Hotchkiss later talked Hagadone into signing the balls.
Among his most prized possessions, however, are the 25 Watling slot machines he brought up from the lake bottom. They were all dumped off a barge in the 1950s when gambling was made illegal.
Now most relics in the shallower waters have been recovered. Serious treasure hunters have to go deeper to be rewarded. Tom Michalski, who owns a dive shop in Coeur d’Alene, said in shallower water there’s a graveyard of goodies, history and, of course, junk.
“I’m kind of a junk and treasure hunter,” said Michalski, 54. “I enjoy finding stuff and trying to figure out why it’s down there.”
He’s brought up antique bottles, tackle boxes, anchors, steering wheels from old steamers, even a new boat.
He located the boat in Priest Lake after it was reported stolen. It was filled with rocks and sunk. When Michalski raised it, it still had plastic over the seats. No one ever claimed it.
“I got a new boat out of the deal,” Michalski said.
He also yanked a 1929 Model A Ford Coupe from Lake Coeur d’Alene a few years ago.
“It still had the oil in it. I sold it to a guy for $500 and he had it running in two days. It was in a Post Falls parade the next weekend,” Michalski said. “That’s the great thing about fresh water. It doesn’t ruin things.”
One treasure Michalski would love to get his hands is a small Bonanza airplane that crashed on Pend Oreille about 10 years ago. The pilot ran out of gas near Garfield Bay. He belly-landed the plane on the water and was rescued by boat before the aircraft sank.
The plane’s worth about $10,000 but it’s now under 805 feet of water.
A favorite hunting ground for divers is near docks, bridges and boathouses. That’s where Michalski’s pulled out bikes, guns, sunglasses and hundreds of tools, including electric sanders and drills that still work.

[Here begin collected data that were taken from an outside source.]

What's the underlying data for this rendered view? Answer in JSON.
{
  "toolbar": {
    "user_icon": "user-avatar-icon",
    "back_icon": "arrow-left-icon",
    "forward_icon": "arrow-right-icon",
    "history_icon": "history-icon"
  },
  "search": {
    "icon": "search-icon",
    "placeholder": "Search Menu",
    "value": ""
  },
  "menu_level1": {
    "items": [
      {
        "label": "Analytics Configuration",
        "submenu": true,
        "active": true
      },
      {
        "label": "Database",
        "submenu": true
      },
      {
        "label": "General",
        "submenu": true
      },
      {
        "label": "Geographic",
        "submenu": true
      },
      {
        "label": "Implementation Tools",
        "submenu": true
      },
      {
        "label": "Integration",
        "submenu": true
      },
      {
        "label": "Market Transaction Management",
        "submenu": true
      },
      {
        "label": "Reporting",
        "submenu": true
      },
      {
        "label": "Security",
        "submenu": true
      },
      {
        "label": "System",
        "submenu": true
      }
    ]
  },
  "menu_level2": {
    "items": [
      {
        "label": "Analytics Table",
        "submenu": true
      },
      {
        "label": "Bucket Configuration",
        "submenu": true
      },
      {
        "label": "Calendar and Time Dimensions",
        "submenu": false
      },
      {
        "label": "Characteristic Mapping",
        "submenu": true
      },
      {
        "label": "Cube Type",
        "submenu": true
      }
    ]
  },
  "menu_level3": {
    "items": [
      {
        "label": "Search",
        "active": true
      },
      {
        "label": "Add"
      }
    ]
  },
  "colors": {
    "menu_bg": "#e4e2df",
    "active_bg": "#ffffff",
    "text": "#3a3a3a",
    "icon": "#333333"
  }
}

“Docks and bridges are a junk hunter’s paradise. It’s where people toss stuff or drop it while loading their boats,” he said. “Most of the tools I have at my house I never had to buy.”

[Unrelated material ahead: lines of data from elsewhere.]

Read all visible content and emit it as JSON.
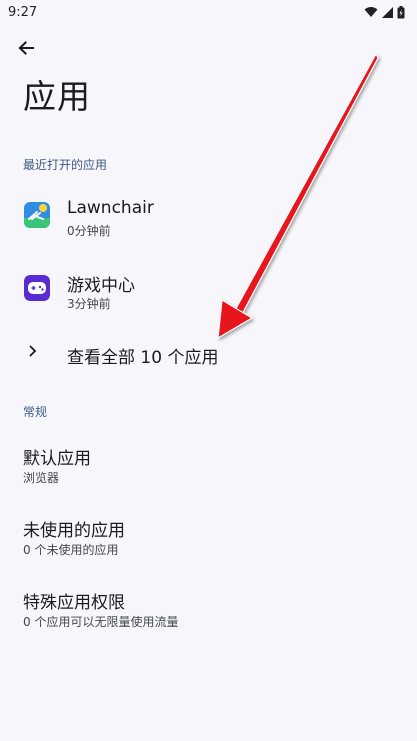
{
  "status_bar": {
    "time": "9:27",
    "icons": [
      "wifi-icon",
      "signal-icon",
      "battery-icon"
    ]
  },
  "toolbar": {
    "back_icon": "arrow-back-icon",
    "title": "应用"
  },
  "recent": {
    "header": "最近打开的应用",
    "apps": [
      {
        "name": "Lawnchair",
        "time": "0分钟前",
        "icon": "lawnchair-icon"
      },
      {
        "name": "游戏中心",
        "time": "3分钟前",
        "icon": "game-center-icon"
      }
    ],
    "see_all_label": "查看全部 10 个应用"
  },
  "general": {
    "header": "常规",
    "items": [
      {
        "title": "默认应用",
        "subtitle": "浏览器"
      },
      {
        "title": "未使用的应用",
        "subtitle": "0 个未使用的应用"
      },
      {
        "title": "特殊应用权限",
        "subtitle": "0 个应用可以无限量使用流量"
      }
    ]
  },
  "colors": {
    "background": "#f7f7fb",
    "section_header": "#3d5a80",
    "annotation_arrow": "#e8141b"
  }
}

Years ago, houseboat owners dumped their trash in the drink. Under 60 feet of water in Bayview, Michalski’s seen kitchen sinks, hot water heaters, vacuum cleaners, sewing machines and refrigerators strewn across the lake bed.
Hundreds of steel barrels, once used to keep boathouses afloat, also litter the bottom of the lake at Bayview. So do tackle boxes. Michalski found three this month at depths of 87 feet to 204 feet.

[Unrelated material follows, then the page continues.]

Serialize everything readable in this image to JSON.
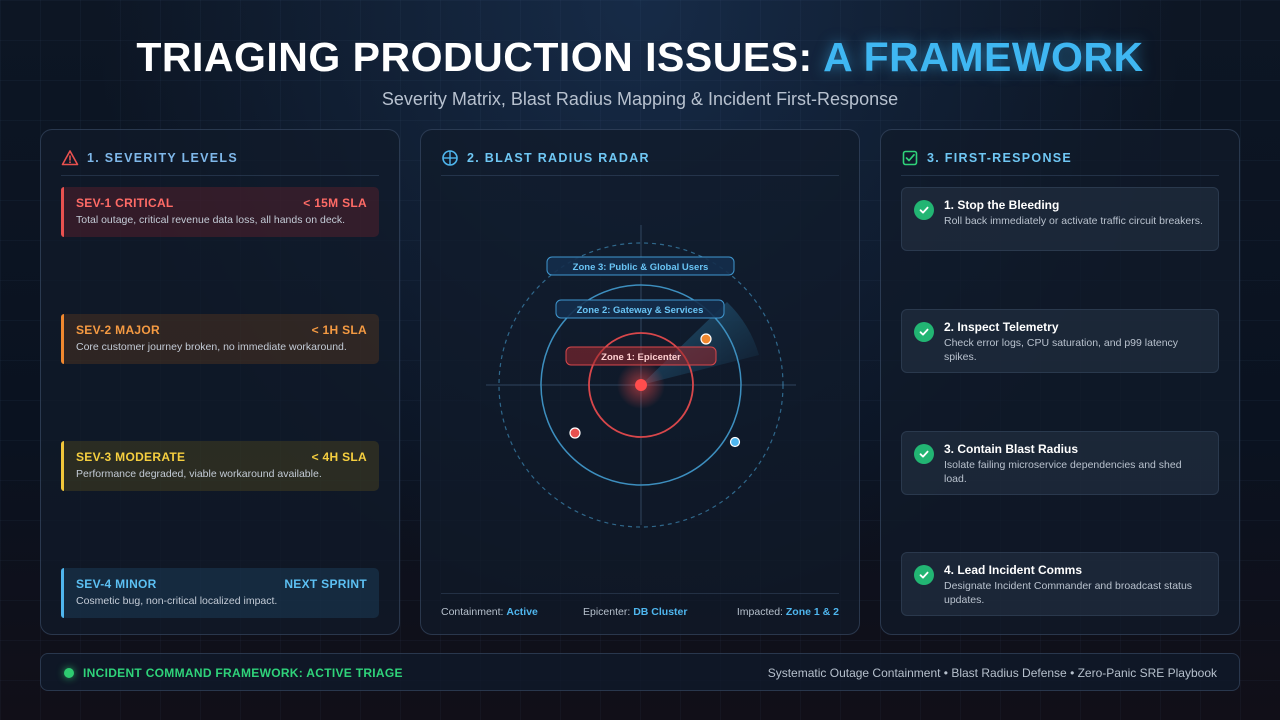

“Even at 87 feet, the water pressure is incredible,” he said. A can of corn in one tackle box was completely crushed.
Some divers, like Hotchkiss and Michalski, still are hunting for the legendary 150 tons of silver ore in Lake Coeur d’Alene. It’s said the ore spilled from a listing barge off McDonald Point in the late 1880s. If the story is true, the mother lode of silver could be worth $75,000.
Local historian Bob Singletary is a nonbeliever. He’s found no reports of the accident in newspaper archives.
Hotchkiss thinks it’s just buried too deep to find. “It’s like sand … it’s under really deep muck.”
Michalski believes the silver is in another part of the lake. “If you spilled that much ore, would you tell everyone where it is?”
That legend is similar to one at Lake Pend Oreille, where a man reportedly found an underwater vein of gold. The man would go chip nuggets from the site when he needed money.
“That tale is a little more far-fetched,” Michalski said. “It’s like the pot of gold at the end of the rainbow.”
But there are a few trinkets of gold in Lake Coeur d’Alene. At least two men asked Michalski to dive for their Rolex watches. They lost them while fishing and sailing.
“They said, ‘Yeah, I know the exact spot where we were on the lake. You could see the tower of the Coeur d’Alene Resort.’ Well, that narrows it down,” Michalski said with a shrug.
Then there are the gruesome finds. Hard-core divers have been pressed into service several times to find the bodies of drowning victims. Some never have been recovered.
Hotchkiss quit that duty after being sent to recover a mysterious missing swimmer who turned out to be a duck splashing around in the water, alarming passersby.